If you are deploying DeepSeek-V4 locally for the first time, follow this sequence:

Start with DeepSeek-V4-Flash.
Use the official inference code.
Use a small test context first.
Confirm the official encoding works.
Increase context length gradually.
Add an API wrapper only after local generation is stable.
Consider Pro only when you have cluster-scale GPU resources.

Final Thoughts

DeepSeek-V4 is powerful, but it is not a casual local model. The Flash version is the practical entry point, while Pro belongs in serious multi-GPU or multi-node environments.

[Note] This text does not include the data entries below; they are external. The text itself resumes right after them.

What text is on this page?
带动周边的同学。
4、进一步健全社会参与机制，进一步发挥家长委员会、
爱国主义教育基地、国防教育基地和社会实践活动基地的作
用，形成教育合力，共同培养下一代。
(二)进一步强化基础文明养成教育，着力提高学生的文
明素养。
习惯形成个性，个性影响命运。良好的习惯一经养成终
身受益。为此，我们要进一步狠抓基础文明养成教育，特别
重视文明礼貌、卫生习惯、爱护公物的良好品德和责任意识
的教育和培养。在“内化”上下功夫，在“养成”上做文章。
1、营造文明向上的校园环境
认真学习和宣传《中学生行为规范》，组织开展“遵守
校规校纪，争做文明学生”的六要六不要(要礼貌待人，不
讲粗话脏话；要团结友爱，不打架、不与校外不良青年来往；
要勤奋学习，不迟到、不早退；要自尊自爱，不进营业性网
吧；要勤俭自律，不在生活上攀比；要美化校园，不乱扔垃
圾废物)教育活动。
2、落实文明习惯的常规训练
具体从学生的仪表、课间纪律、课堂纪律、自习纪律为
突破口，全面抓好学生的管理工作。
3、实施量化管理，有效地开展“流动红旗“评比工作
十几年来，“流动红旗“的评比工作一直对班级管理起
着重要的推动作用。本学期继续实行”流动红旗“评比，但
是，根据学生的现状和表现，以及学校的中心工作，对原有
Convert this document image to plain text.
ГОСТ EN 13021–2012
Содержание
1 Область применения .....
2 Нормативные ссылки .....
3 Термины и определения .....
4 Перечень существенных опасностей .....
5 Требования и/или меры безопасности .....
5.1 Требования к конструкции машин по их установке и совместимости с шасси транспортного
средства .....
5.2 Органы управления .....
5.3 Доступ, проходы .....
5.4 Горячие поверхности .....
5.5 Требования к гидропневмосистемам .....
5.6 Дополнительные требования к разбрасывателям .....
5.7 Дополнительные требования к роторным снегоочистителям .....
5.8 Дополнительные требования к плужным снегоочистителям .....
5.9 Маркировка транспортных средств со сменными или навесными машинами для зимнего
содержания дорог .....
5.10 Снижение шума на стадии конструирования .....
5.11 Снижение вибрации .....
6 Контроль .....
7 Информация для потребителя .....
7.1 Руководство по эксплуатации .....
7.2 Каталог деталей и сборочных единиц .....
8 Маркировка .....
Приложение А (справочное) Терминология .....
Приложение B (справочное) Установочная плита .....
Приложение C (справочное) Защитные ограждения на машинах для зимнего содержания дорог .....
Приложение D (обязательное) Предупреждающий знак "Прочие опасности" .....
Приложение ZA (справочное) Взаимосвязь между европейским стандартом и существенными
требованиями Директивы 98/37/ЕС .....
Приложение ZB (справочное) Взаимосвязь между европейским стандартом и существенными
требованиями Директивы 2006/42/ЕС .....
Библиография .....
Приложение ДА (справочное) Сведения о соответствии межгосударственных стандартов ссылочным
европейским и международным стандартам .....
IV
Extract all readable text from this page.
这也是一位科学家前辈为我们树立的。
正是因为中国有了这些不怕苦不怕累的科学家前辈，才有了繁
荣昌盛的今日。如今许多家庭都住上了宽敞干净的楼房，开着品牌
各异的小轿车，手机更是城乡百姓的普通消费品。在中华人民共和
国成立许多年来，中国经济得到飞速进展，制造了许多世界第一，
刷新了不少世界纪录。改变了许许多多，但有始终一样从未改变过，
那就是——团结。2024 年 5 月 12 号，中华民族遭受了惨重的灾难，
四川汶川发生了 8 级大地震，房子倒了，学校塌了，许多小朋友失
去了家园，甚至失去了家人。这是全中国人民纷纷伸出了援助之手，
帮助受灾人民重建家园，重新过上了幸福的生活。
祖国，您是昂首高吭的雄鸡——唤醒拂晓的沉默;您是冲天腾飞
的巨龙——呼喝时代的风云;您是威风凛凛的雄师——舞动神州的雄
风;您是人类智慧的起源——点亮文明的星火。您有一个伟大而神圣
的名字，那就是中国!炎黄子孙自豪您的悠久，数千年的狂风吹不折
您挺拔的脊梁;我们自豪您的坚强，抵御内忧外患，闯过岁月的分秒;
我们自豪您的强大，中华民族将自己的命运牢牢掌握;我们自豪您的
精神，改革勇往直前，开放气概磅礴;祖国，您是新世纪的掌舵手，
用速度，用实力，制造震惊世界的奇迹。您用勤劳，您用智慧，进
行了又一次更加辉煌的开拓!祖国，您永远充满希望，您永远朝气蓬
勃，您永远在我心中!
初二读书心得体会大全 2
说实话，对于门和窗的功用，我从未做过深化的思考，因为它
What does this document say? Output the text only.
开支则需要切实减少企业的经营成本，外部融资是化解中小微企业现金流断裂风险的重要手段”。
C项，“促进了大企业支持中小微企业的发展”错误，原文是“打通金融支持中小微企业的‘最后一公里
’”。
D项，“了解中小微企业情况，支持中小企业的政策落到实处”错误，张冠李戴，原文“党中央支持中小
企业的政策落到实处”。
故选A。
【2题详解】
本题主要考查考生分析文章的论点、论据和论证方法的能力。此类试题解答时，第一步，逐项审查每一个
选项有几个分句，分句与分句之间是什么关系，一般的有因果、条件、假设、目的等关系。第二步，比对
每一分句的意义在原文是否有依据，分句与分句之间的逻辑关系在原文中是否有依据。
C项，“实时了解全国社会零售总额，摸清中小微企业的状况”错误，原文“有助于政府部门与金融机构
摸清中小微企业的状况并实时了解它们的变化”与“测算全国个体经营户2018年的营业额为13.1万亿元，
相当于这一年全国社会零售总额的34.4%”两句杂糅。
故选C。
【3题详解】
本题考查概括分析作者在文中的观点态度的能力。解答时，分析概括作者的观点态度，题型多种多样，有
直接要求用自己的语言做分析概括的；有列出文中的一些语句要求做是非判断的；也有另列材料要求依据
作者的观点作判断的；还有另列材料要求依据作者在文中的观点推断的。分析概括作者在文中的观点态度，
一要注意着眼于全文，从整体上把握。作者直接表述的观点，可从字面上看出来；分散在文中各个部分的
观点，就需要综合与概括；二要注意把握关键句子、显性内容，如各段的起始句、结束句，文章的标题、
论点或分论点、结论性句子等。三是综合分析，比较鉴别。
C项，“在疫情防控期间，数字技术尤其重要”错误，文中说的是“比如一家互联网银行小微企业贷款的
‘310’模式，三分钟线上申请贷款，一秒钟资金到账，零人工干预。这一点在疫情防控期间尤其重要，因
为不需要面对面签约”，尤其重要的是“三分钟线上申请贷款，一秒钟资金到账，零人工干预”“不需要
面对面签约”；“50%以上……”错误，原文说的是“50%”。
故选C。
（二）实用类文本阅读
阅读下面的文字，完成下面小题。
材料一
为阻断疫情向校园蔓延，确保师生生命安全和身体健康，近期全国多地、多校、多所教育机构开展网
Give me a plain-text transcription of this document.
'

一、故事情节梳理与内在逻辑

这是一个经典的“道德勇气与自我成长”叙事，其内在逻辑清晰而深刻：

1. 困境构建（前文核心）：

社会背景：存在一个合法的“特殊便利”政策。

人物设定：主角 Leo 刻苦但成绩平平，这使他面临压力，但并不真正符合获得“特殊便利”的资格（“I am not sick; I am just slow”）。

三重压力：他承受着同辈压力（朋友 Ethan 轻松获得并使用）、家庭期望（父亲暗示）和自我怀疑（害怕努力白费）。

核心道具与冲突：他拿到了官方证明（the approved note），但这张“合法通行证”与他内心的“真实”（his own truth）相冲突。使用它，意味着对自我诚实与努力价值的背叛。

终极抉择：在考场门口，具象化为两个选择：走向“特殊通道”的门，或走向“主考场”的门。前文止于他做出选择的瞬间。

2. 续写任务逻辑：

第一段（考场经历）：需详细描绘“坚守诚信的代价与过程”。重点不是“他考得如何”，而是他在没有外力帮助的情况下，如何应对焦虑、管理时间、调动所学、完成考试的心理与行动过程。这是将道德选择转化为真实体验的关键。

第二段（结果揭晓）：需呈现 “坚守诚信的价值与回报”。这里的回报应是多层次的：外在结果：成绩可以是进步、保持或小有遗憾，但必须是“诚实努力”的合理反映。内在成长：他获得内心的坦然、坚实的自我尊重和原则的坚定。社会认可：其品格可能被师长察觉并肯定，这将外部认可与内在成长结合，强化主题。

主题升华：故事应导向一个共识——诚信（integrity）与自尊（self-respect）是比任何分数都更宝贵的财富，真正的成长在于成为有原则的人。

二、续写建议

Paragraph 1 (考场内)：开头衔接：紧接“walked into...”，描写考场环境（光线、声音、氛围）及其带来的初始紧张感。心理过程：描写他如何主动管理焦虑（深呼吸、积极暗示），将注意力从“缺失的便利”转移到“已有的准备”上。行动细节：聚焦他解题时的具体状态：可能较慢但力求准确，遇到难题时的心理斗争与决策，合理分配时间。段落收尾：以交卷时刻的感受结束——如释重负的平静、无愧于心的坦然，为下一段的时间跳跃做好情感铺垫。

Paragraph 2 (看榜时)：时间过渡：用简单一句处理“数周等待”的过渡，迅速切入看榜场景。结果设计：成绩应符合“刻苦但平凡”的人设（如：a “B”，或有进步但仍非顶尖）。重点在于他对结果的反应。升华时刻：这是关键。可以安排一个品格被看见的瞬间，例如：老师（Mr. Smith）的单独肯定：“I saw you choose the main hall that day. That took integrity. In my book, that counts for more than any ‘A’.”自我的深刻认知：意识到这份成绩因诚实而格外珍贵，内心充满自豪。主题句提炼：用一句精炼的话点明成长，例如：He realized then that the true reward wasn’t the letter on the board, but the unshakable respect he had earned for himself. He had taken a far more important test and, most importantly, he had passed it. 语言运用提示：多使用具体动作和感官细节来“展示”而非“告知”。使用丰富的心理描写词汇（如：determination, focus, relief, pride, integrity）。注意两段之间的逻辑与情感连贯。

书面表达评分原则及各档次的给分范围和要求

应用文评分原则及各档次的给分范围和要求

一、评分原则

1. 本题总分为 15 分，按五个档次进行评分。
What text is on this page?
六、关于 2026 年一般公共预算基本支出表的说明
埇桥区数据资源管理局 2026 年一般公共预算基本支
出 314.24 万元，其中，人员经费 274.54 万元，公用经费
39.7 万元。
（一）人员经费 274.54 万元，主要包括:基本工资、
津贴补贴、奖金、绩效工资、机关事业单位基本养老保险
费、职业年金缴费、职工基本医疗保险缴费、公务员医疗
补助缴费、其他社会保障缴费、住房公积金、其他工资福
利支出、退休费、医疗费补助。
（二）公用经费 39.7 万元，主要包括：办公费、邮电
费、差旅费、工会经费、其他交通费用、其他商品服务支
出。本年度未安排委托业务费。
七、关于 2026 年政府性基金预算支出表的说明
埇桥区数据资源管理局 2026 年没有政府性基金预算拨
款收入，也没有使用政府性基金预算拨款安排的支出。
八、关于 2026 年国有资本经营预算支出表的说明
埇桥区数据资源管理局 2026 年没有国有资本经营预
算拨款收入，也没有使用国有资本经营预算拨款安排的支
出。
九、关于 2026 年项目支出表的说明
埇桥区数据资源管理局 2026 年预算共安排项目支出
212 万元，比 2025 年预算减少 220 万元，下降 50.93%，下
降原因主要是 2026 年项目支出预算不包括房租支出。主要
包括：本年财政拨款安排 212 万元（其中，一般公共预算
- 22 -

The key to a successful setup is to respect the official workflow: download the Hugging Face repository, convert the weights with the provided inference tools, run generation with torchrun, and use the dedicated DeepSeek-V4 encoding utilities instead of assuming a generic chat template.

If you only need to experiment with prompts, the hosted DeepSeek chat service or API routes may be easier. But if you need data privacy, full control, no per-token billing, or custom infrastructure, running DeepSeek-V4 locally gives you a strong foundation for building private long-context AI systems.